Die Integrationskurse haben vielen Menschen geholfen, sich in Deutschland besser zurechtzufinden und in Arbeit zu kommen. Gleichzeitig sind sie immer wieder in der Kritik: zu viel Bürokratie, zu akademisch und die Arbeitsbedingungen der Lehrkräfte prekär. Zwar betont die Bundesregierung immer wieder, wie wichtig die Lehrkräfte für das Gelingen der Integration seien und dass sie dafür hoch qualifiziert sein müssten, in der Bezahlung und den Arbeitsbedingungen spiegelt sich das aber nicht wider.
„Um von meinem Einkommen leben zu können, habe ich letztlich ein Wochenkontingent von 50 bis 60 Stunden.“ (Lioba Geier)
Rund 70 Prozent von ihnen sind Honorarkräfte. So auch Geier. Zwar ist das Honorar in den vergangenen Jahren gestiegen, auf zuletzt 42 Euro pro Unterrichtsstunde, aber: „Ich zahle davon meine kompletten Sozialabgaben allein“, sagt Geier. „Ich bekomme kein Urlaubsentgelt und keine Lohnfortzahlung im Krankheitsfall. Ich werde nur für die Unterrichtszeit bezahlt.“ Findet kein Kurs statt, verdient sie kein Geld. Auch die Tätigkeiten außerhalb des Unterrichts werden nicht bezahlt, wie etwa die Vorbereitungszeit und Korrekturen. „Es wird immer argumentiert, diese Arbeiten seien im Honorar mit inbegriffen“, sagt sie. „Um von meinem Einkommen leben zu können, habe ich letztlich ein Wochenkontingent von 50 bis 60 Stunden.“
„Die Integrationskurse brauchen professionelles Personal mit guten Arbeitsbedingungen, fester Anstellung und tariflicher Bezahlung.“ (Ralf Becker)

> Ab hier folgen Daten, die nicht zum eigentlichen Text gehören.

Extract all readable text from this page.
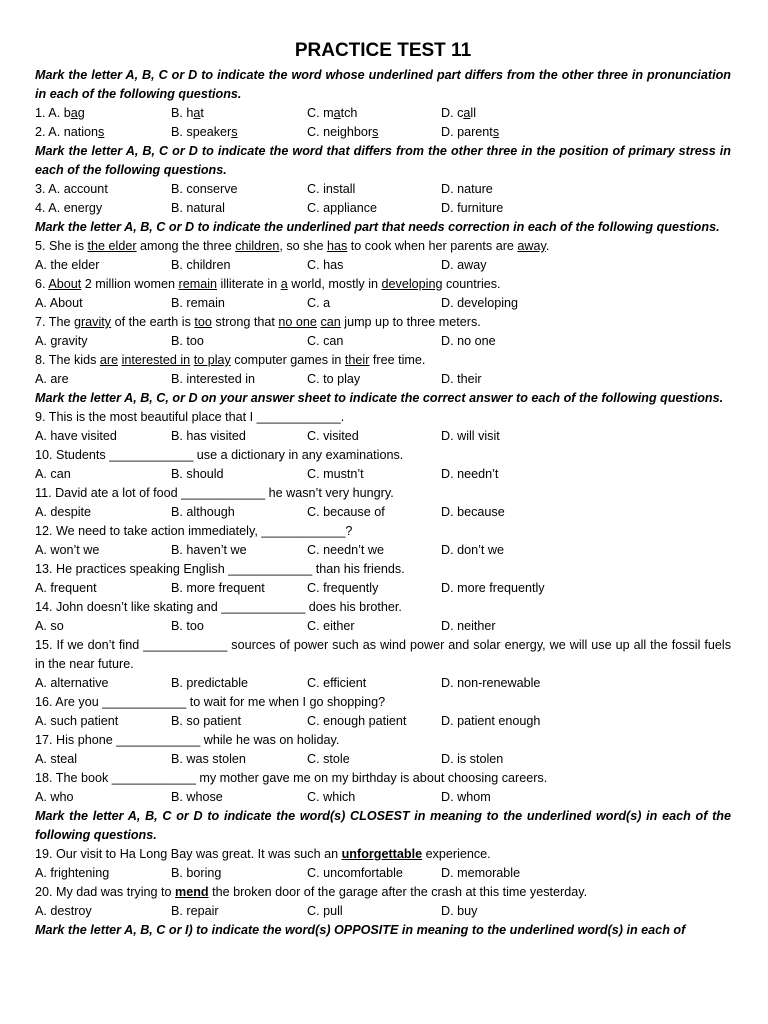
PRACTICE TEST 11
Mark the letter A, B, C or D to indicate the word whose underlined part differs from the other three in pronunciation in each of the following questions.
1. A. bag	B. hat	C. match	D. call
2. A. nations	B. speakers	C. neighbors	D. parents
Mark the letter A, B, C or D to indicate the word that differs from the other three in the position of primary stress in each of the following questions.
3. A. account	B. conserve	C. install	D. nature
4. A. energy	B. natural	C. appliance	D. furniture
Mark the letter A, B, C or D to indicate the underlined part that needs correction in each of the following questions.
5. She is the elder among the three children, so she has to cook when her parents are away.
A. the elder	B. children	C. has	D. away
6. About 2 million women remain illiterate in a world, mostly in developing countries.
A. About	B. remain	C. a	D. developing
7. The gravity of the earth is too strong that no one can jump up to three meters.
A. gravity	B. too	C. can	D. no one
8. The kids are interested in to play computer games in their free time.
A. are	B. interested in	C. to play	D. their
Mark the letter A, B, C, or D on your answer sheet to indicate the correct answer to each of the following questions.
9. This is the most beautiful place that I ____________.
A. have visited	B. has visited	C. visited	D. will visit
10. Students ____________ use a dictionary in any examinations.
A. can	B. should	C. mustn’t	D. needn’t
11. David ate a lot of food ____________ he wasn’t very hungry.
A. despite	B. although	C. because of	D. because
12. We need to take action immediately, ____________?
A. won’t we	B. haven’t we	C. needn’t we	D. don’t we
13. He practices speaking English ____________ than his friends.
A. frequent	B. more frequent	C. frequently	D. more frequently
14. John doesn’t like skating and ____________ does his brother.
A. so	B. too	C. either	D. neither
15. If we don’t find ____________ sources of power such as wind power and solar energy, we will use up all the fossil fuels in the near future.
A. alternative	B. predictable	C. efficient	D. non-renewable
16. Are you ____________ to wait for me when I go shopping?
A. such patient	B. so patient	C. enough patient	D. patient enough
17. His phone ____________ while he was on holiday.
A. steal	B. was stolen	C. stole	D. is stolen
18. The book ____________ my mother gave me on my birthday is about choosing careers.
A. who	B. whose	C. which	D. whom
Mark the letter A, B, C or D to indicate the word(s) CLOSEST in meaning to the underlined word(s) in each of the following questions.
19. Our visit to Ha Long Bay was great. It was such an unforgettable experience.
A. frightening	B. boring	C. uncomfortable	D. memorable
20. My dad was trying to mend the broken door of the garage after the crash at this time yesterday.
A. destroy	B. repair	C. pull	D. buy
Mark the letter A, B, C or I) to indicate the word(s) OPPOSITE in meaning to the underlined word(s) in each of
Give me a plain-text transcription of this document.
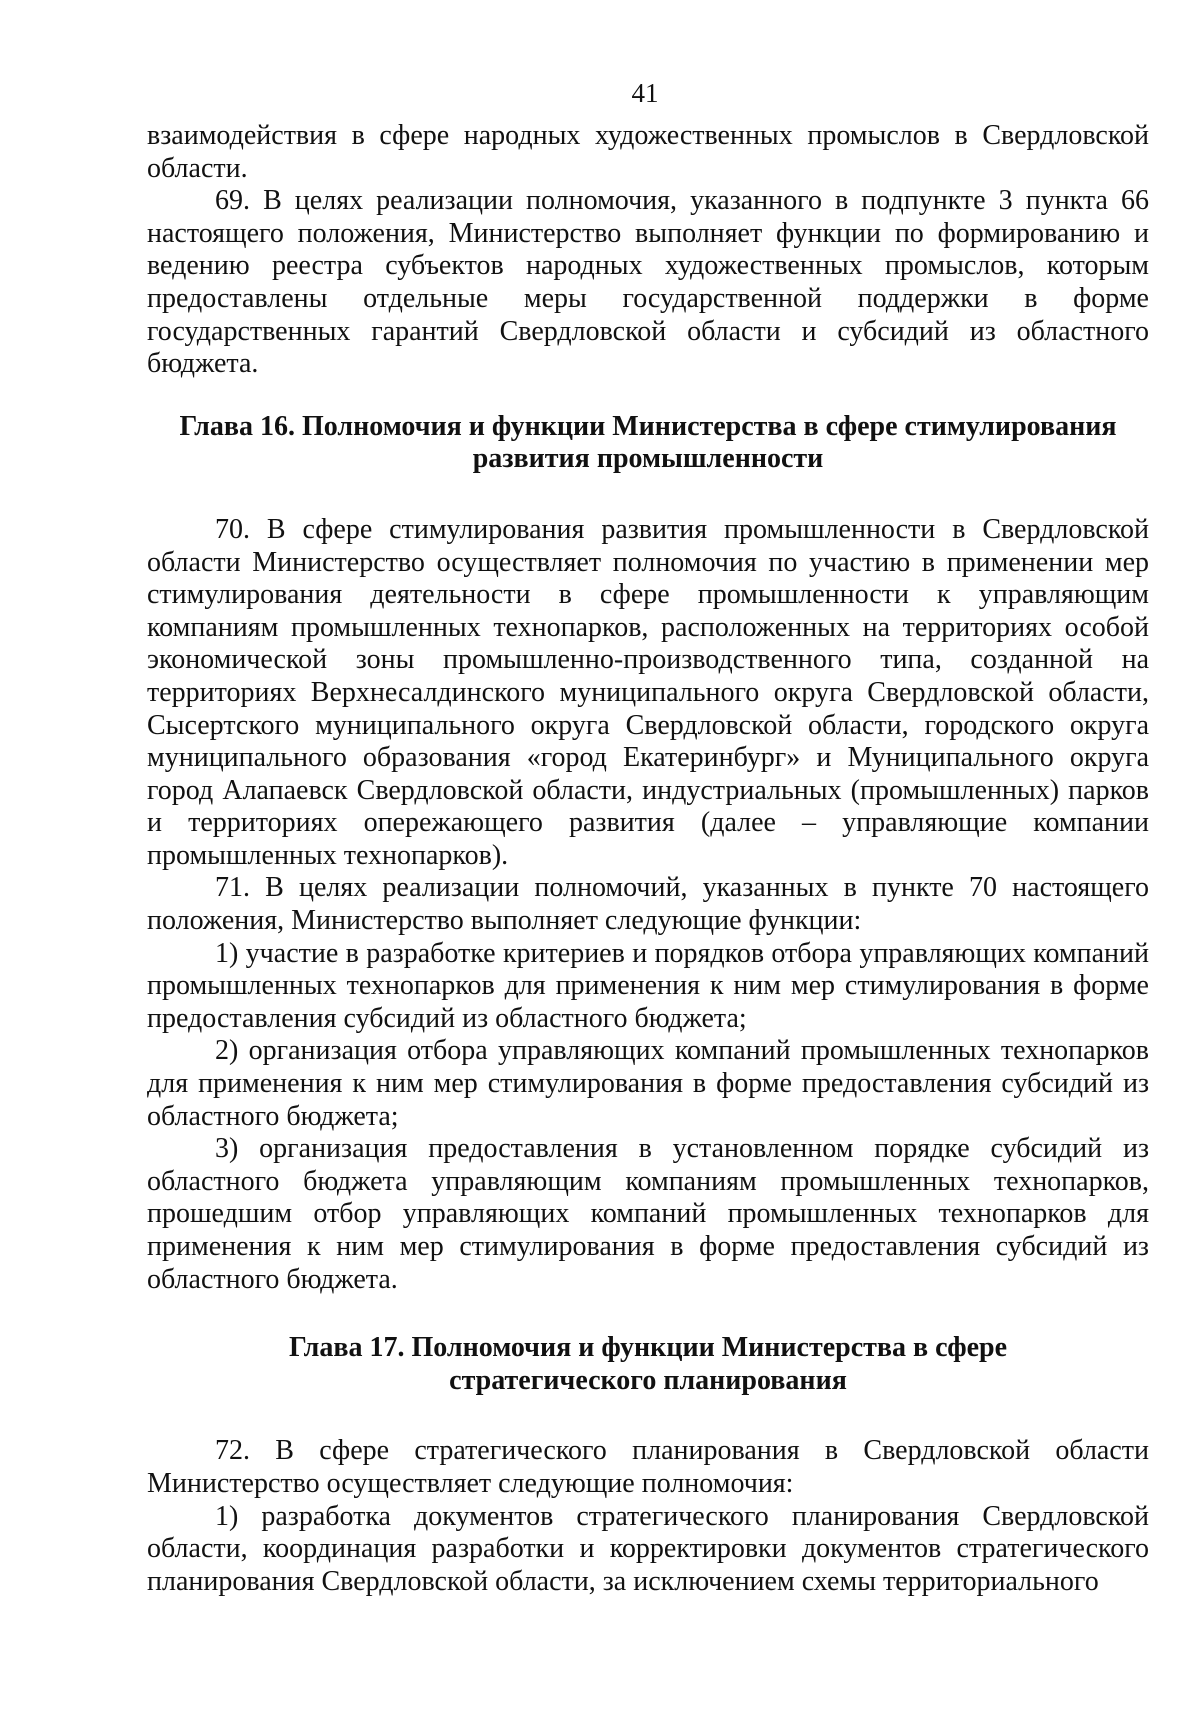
41

взаимодействия в сфере народных художественных промыслов в Свердловской области.

69. В целях реализации полномочия, указанного в подпункте 3 пункта 66 настоящего положения, Министерство выполняет функции по формированию и ведению реестра субъектов народных художественных промыслов, которым предоставлены отдельные меры государственной поддержки в форме государственных гарантий Свердловской области и субсидий из областного бюджета.

Глава 16. Полномочия и функции Министерства в сфере стимулирования
развития промышленности

70. В сфере стимулирования развития промышленности в Свердловской области Министерство осуществляет полномочия по участию в применении мер стимулирования деятельности в сфере промышленности к управляющим компаниям промышленных технопарков, расположенных на территориях особой экономической зоны промышленно-производственного типа, созданной на территориях Верхнесалдинского муниципального округа Свердловской области, Сысертского муниципального округа Свердловской области, городского округа муниципального образования «город Екатеринбург» и Муниципального округа город Алапаевск Свердловской области, индустриальных (промышленных) парков и территориях опережающего развития (далее – управляющие компании промышленных технопарков).

71. В целях реализации полномочий, указанных в пункте 70 настоящего положения, Министерство выполняет следующие функции:

1) участие в разработке критериев и порядков отбора управляющих компаний промышленных технопарков для применения к ним мер стимулирования в форме предоставления субсидий из областного бюджета;

2) организация отбора управляющих компаний промышленных технопарков для применения к ним мер стимулирования в форме предоставления субсидий из областного бюджета;

3) организация предоставления в установленном порядке субсидий из областного бюджета управляющим компаниям промышленных технопарков, прошедшим отбор управляющих компаний промышленных технопарков для применения к ним мер стимулирования в форме предоставления субсидий из областного бюджета.

Глава 17. Полномочия и функции Министерства в сфере
стратегического планирования

72. В сфере стратегического планирования в Свердловской области Министерство осуществляет следующие полномочия:

1) разработка документов стратегического планирования Свердловской области, координация разработки и корректировки документов стратегического планирования Свердловской области, за исключением схемы территориального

Geier ist Mitglied des Lehrkräfte-Bündnisses „Deutsch als Fremdsprache/Deutsch als Zweitsprache“ (DaF-DaZ) und setzt sich dort für bessere Arbeitsbedingungen ein. Die Initiative und die GEW arbeiten oft zusammen – auf lokaler und auf Bundesebene. „Die Integrationskurse brauchen professionelles Personal mit guten Arbeitsbedingungen, fester Anstellung und tariflicher Bezahlung“, sagt Ralf Becker, GEW-Vorstandsmitglied für den Bereich Berufliche Bildung und Weiterbildung. „Sie müssen daher gut finanziert werden und die Träger der Maßnahmen tarifgebunden sein.“
Fachleute kritisieren an Integrationskursen auch, dass in ihnen zu sehr auf die Prüfung hin gelernt werde. So auch Christoph Schroeder von der Universität Potsdam. Er wünscht sich mehr Flexibilität und mehr Praxis. Zum Beispiel, dass Menschen schon mit geringen Sprachkenntnissen arbeiten und während der Ausbildung oder am Arbeitsplatz weiter Deutsch lernen. „Wenn man Sprache verwenden muss, um in einer kommunikativen Situation zu funktionieren oder ein Problem zu lösen, lernen viele die Sprache sicherlich besser, als wenn sie Sprache verwenden, um im Kurs für einen Test zu funktionieren“, sagt er. Das Projekt „Job-Turbo“ der Bundesanstalt für Arbeit setzt zum Beispiel diese Idee seit Ende 2023 in einigen Fällen um. Gerade mit Blick auf den Arbeitskräftemangel sollte die Bundesregierung diesen Weg ausbauen, so Schroeder.